Qiya berpikir benar juga apa yang Ajeng katakan. Berarti disini Qiya yang salah? Qiya jadi semakin ngerasa bersalah karena malah ikut ngambek.

"Terus gue harus minta maaf? Kan semalem gue udah minta maaf ih."

"Jangaann.." jawab Ajeng berusaha santai. Bodoh banget Ajeng kasih penjelasan kaya tadi. Ya jelas pasti Qiya jadi ngerasa bersalah dan berniat minta maaf. Bisa-bisa ia kalah taruhan sama yang lain.

"Terus?"

"Yaa minta maaf lah Qiy!! Lo kan salah, gimana sih," saran Rissa.

"Bentar!"

Mereka menatap Sarah menunggunya melanjutkan ucapannya.

"Tim Qiya menang bego! Tadi Qiya bilang dia udah minta maaf. Gak pokus lo pada!"

Ajeng melotot tidak terima, "gak sah itu anjir! Kan sebelum taruhan."

"Tetep aja Jeng, si Qiya udah minta maaf duluan ke si Irham!! Fix gue sama Sarah menang! Bayarin makanan kita sampe dua hari kedepan!" Ucap Rissa seakan tak terbantahkan.

"Nggaa!! Gak sah itu ih," keukeuh Ajeng.

Rena dan Imel udah pasrah saja dengan kekalahannya. Nyesel juga sih ngikutin Ajeng milih tim Irham. Bukannya dukung sahabat sendiri, jadi kualat gini.

"LO PADA JADIIN HUBUNGAN GUE TARUHAN? Oh god, kenapa bisa gue temenan sama orang-orang gak punya akhlak kaya mereka," ucap Qiya.

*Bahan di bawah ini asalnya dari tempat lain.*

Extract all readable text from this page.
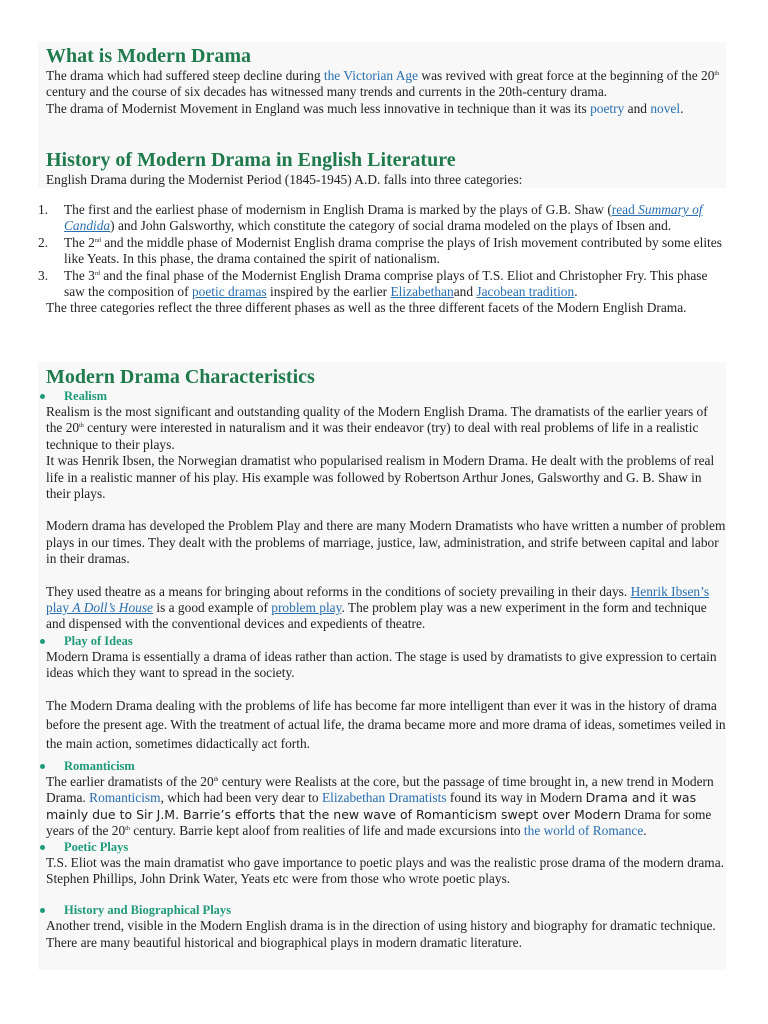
What is Modern Drama
The drama which had suffered steep decline during the Victorian Age was revived with great force at the beginning of the 20th century and the course of six decades has witnessed many trends and currents in the 20th-century drama.
The drama of Modernist Movement in England was much less innovative in technique than it was its poetry and novel.
History of Modern Drama in English Literature
English Drama during the Modernist Period (1845-1945) A.D. falls into three categories:
1. The first and the earliest phase of modernism in English Drama is marked by the plays of G.B. Shaw (read Summary of Candida) and John Galsworthy, which constitute the category of social drama modeled on the plays of Ibsen and.
2. The 2nd and the middle phase of Modernist English drama comprise the plays of Irish movement contributed by some elites like Yeats. In this phase, the drama contained the spirit of nationalism.
3. The 3rd and the final phase of the Modernist English Drama comprise plays of T.S. Eliot and Christopher Fry. This phase saw the composition of poetic dramas inspired by the earlier Elizabethanand Jacobean tradition.
The three categories reflect the three different phases as well as the three different facets of the Modern English Drama.
Modern Drama Characteristics
Realism
Realism is the most significant and outstanding quality of the Modern English Drama. The dramatists of the earlier years of the 20th century were interested in naturalism and it was their endeavor (try) to deal with real problems of life in a realistic technique to their plays.
It was Henrik Ibsen, the Norwegian dramatist who popularised realism in Modern Drama. He dealt with the problems of real life in a realistic manner of his play. His example was followed by Robertson Arthur Jones, Galsworthy and G. B. Shaw in their plays.
Modern drama has developed the Problem Play and there are many Modern Dramatists who have written a number of problem plays in our times. They dealt with the problems of marriage, justice, law, administration, and strife between capital and labor in their dramas.
They used theatre as a means for bringing about reforms in the conditions of society prevailing in their days. Henrik Ibsen’s play A Doll’s House is a good example of problem play. The problem play was a new experiment in the form and technique and dispensed with the conventional devices and expedients of theatre.
Play of Ideas
Modern Drama is essentially a drama of ideas rather than action. The stage is used by dramatists to give expression to certain ideas which they want to spread in the society.
The Modern Drama dealing with the problems of life has become far more intelligent than ever it was in the history of drama before the present age. With the treatment of actual life, the drama became more and more drama of ideas, sometimes veiled in the main action, sometimes didactically act forth.
Romanticism
The earlier dramatists of the 20th century were Realists at the core, but the passage of time brought in, a new trend in Modern Drama. Romanticism, which had been very dear to Elizabethan Dramatists found its way in Modern Drama and it was mainly due to Sir J.M. Barrie’s efforts that the new wave of Romanticism swept over Modern Drama for some years of the 20th century. Barrie kept aloof from realities of life and made excursions into the world of Romance.
Poetic Plays
T.S. Eliot was the main dramatist who gave importance to poetic plays and was the realistic prose drama of the modern drama. Stephen Phillips, John Drink Water, Yeats etc were from those who wrote poetic plays.
History and Biographical Plays
Another trend, visible in the Modern English drama is in the direction of using history and biography for dramatic technique. There are many beautiful historical and biographical plays in modern dramatic literature.
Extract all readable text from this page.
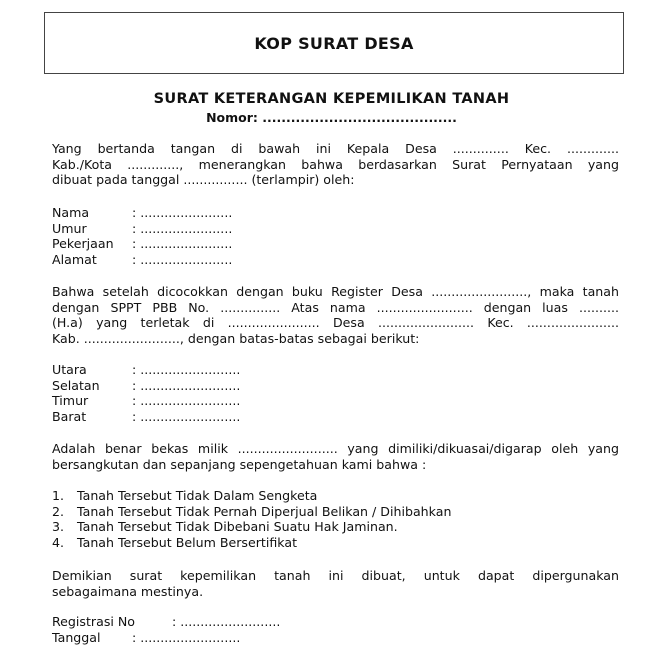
KOP SURAT DESA
SURAT KETERANGAN KEPEMILIKAN TANAH
Nomor: .........................................
Yang bertanda tangan di bawah ini Kepala Desa .............. Kec. .............
Kab./Kota ............., menerangkan bahwa berdasarkan Surat Pernyataan yang
dibuat pada tanggal ................ (terlampir) oleh:
Nama	: .......................
Umur	: .......................
Pekerjaan : .......................
Alamat	: .......................
Bahwa setelah dicocokkan dengan buku Register Desa ........................, maka tanah
dengan SPPT PBB No. ............... Atas nama ........................ dengan luas ..........
(H.a) yang terletak di ....................... Desa ........................ Kec. .......................
Kab. ........................, dengan batas-batas sebagai berikut:
Utara	: .........................
Selatan	: .........................
Timur	: .........................
Barat	: .........................
Adalah benar bekas milik ......................... yang dimiliki/dikuasai/digarap oleh yang
bersangkutan dan sepanjang sepengetahuan kami bahwa :
1. Tanah Tersebut Tidak Dalam Sengketa
2. Tanah Tersebut Tidak Pernah Diperjual Belikan / Dihibahkan
3. Tanah Tersebut Tidak Dibebani Suatu Hak Jaminan.
4. Tanah Tersebut Belum Bersertifikat
Demikian surat kepemilikan tanah ini dibuat, untuk dapat dipergunakan
sebagaimana mestinya.
Registrasi No	: .........................
Tanggal : .........................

"Lebih gak punya akhlak elo kali," balas Rissa.

Qiya berdiri berniat kembali ke kelas dan bertemu Irham. Ia ingin baik-baikin pacarnya itu biar gak ngambek lagi, kasihan juga. Dan Qiya gak berhenti ngerasa bersalah.

Qiya meninggalkan teman-temannya yang masih saja debat mempermasalahkan tentang tim siapa yang menang. Bodo amat lah, Qiya tidak ada urusan. Biarlah suka-suka mereka menjadikan dirinya dan Irham sebagai taruhan. Yang penting mereka gak gabut.